Peter HarlanderHarlander & Partner Rechtsanwälte „Les preuves numériques sont souvent d’une importance centrale dans la procédure pénale, car elles permettent de retracer les flux de communication, les documents, les localisations et les déroulements temporels.“
Vos avantages grâce à l’assistance d’un avocat
Précisément lors de la saisie de supports de données et de données, une assistance juridique précoce est particulièrement importante. Les appareils numériques contiennent régulièrement des informations hautement personnelles, professionnelles et économiquement sensibles. C’est pourquoi il convient de vérifier précisément si les conditions légales de la mesure sont réellement remplies, si l’autorisation judiciaire est suffisamment déterminée et si l’accès concret aux données ne dépasse pas la mesure autorisée.

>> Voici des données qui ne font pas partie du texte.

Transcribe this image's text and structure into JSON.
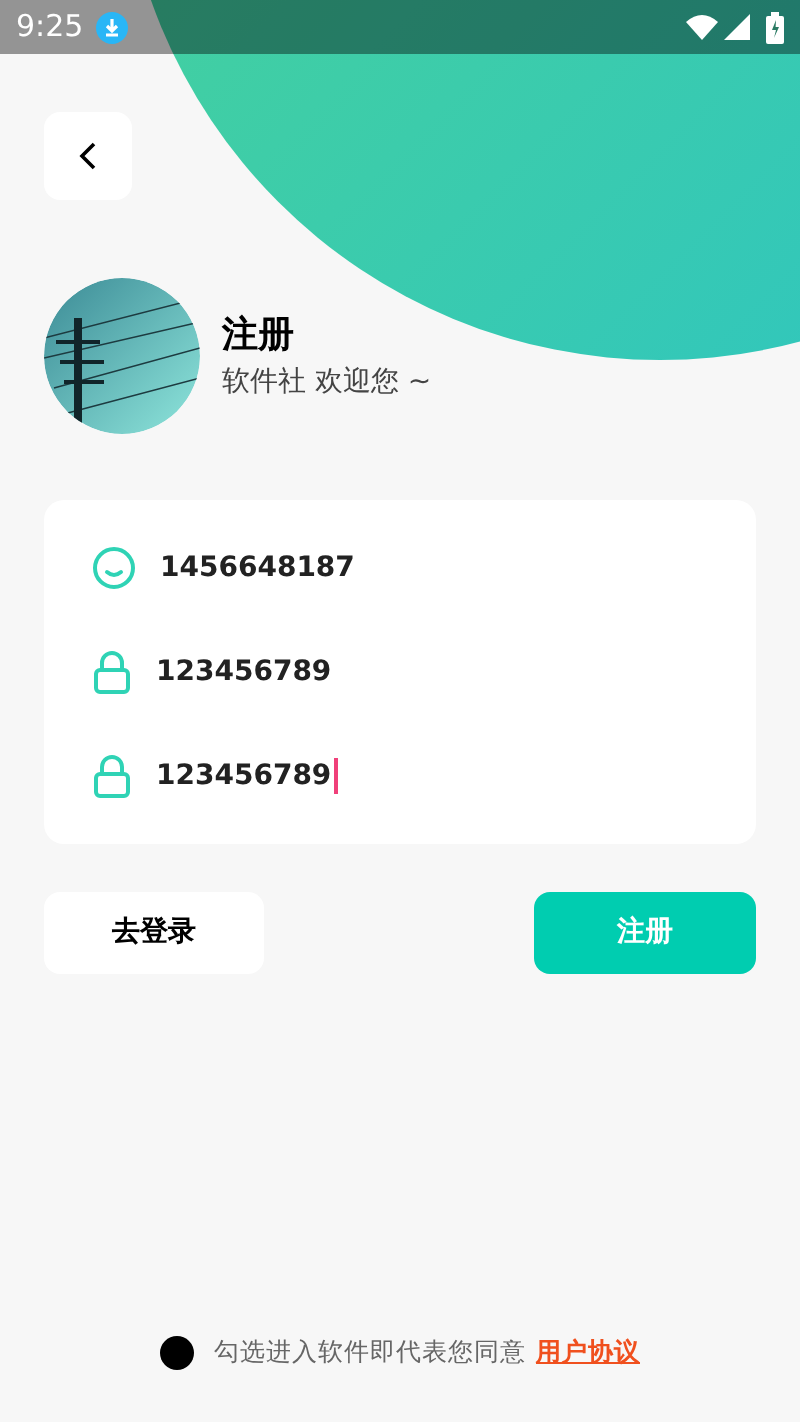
{
  "status_bar": {
    "time": "9:25"
  },
  "header": {
    "title": "注册",
    "subtitle": "软件社 欢迎您 ~"
  },
  "form": {
    "fields": [
      {
        "kind": "account",
        "value": "1456648187",
        "focused": false
      },
      {
        "kind": "password",
        "value": "123456789",
        "focused": false
      },
      {
        "kind": "password",
        "value": "123456789",
        "focused": true
      }
    ]
  },
  "buttons": [
    {
      "label": "去登录",
      "primary": false
    },
    {
      "label": "注册",
      "primary": true
    }
  ],
  "agreement": {
    "checked": false,
    "text": "勾选进入软件即代表您同意",
    "link": "用户协议"
  }
}
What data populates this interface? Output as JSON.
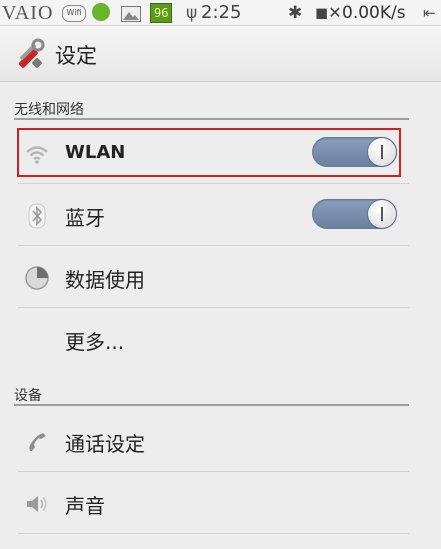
{
  "status_bar": {
    "brand": "VAIO",
    "wifi_badge": "Wifi",
    "battery": "96",
    "time": "2:25",
    "net_speed": "0.00K/s"
  },
  "header": {
    "title": "设定",
    "icon": "settings-tools-icon"
  },
  "sections": [
    {
      "label": "无线和网络",
      "items": [
        {
          "label": "WLAN",
          "icon": "wifi-icon",
          "toggle": "on"
        },
        {
          "label": "蓝牙",
          "icon": "bluetooth-icon",
          "toggle": "on"
        },
        {
          "label": "数据使用",
          "icon": "data-usage-icon"
        },
        {
          "label": "更多..."
        }
      ]
    },
    {
      "label": "设备",
      "items": [
        {
          "label": "通话设定",
          "icon": "phone-icon"
        },
        {
          "label": "声音",
          "icon": "speaker-icon"
        }
      ]
    }
  ],
  "colors": {
    "toggle_on": "#7890b0",
    "highlight": "#d32121",
    "background": "#ededed"
  }
}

Une représentation par un avocat permet de vérifier précocement l’étendue de la saisie, la licéité de l’exploitation des données et les éventuelles violations de la protection de la confidentialité ou de la proportionnalité. De même, il est possible d’évaluer rapidement si une demande de contrôle judiciaire, de levée de la mesure ou de restriction de l’accès aux données est judicieuse. Cela apporte de la clarté, protège vos droits dans la procédure d’enquête et peut être décisif pour repousser efficacement des atteintes inadmissibles à votre sphère privée ou professionnelle.